Deputy
- In office 2000–2022
- Constituency: St Helier No. 1
- Majority: 190

Minister for Social Security
- In office 2018–2022
- Preceded by: Susan Pinel
- Succeeded by: Elaine Millar

Personal details
- Party: Independent (2000-2005, 2005-2021, 2022-Present) Jersey Democratic Alliance (2005) Jersey Alliance (2021-2022)
- Children: 3

= Judy Martin (politician) =

Jersey politician

Judy Ann Martin is a former Jersey politician who served in the States Assembly for 22 years. She was first elected as a Deputy for St Helier No.1 (South) in the Jersey by-election of 2000. Martin was later re-elected for this role a further 6 times, in the Jersey General Elections of 2002, 2005, 2008, 2011, 2014 and 2018.
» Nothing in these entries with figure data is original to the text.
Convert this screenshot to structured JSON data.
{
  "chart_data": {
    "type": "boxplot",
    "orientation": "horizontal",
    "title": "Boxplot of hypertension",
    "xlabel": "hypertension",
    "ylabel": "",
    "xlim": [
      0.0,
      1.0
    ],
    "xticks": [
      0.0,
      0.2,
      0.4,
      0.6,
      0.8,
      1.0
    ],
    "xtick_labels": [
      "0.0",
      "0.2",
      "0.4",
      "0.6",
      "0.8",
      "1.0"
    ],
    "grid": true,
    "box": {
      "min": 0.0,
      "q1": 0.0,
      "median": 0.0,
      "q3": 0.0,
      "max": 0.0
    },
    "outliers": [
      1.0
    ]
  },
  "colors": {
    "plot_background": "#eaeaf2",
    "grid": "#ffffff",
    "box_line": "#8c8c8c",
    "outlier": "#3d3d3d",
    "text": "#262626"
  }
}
She was appointed as an Assistant Minister for Health and Social Services in November 2011.

She was appointed as the Minister for Social Security in May 2018, where she navigated through the complex financial and logistical challenges of the 2020 COVID-19 Pandemic.

In the 2022 Jersey General Election, Martin was defeated in the race for Deputy of St Helier South (No.1). She came in 6th place with 496 votes (9.0%), falling short of fourth-placed Deputy David Warr, who received 616 votes (11.2%).

Martin unsuccessfully stood in the 2026 Jersey General Election, where she placed 5th out of 9 candidates for the role of deputy for St Helier South.

==Political career==
In 2005, Martin stood for election with the newly formed Jersey Democratic Alliance. She left the party shortly afterwards.

===New police headquarters===
Martin voiced opposition to the construction of a new HQ for the States of Jersey Police at the proposed Green Street car park site, suggesting it should be built elsewhere.

In 2021, Martin joined the newly formed Jersey Alliance party. She left the party in 2022.

For the 2026 Jersey General Election, Martin was endorsed by Value Jersey.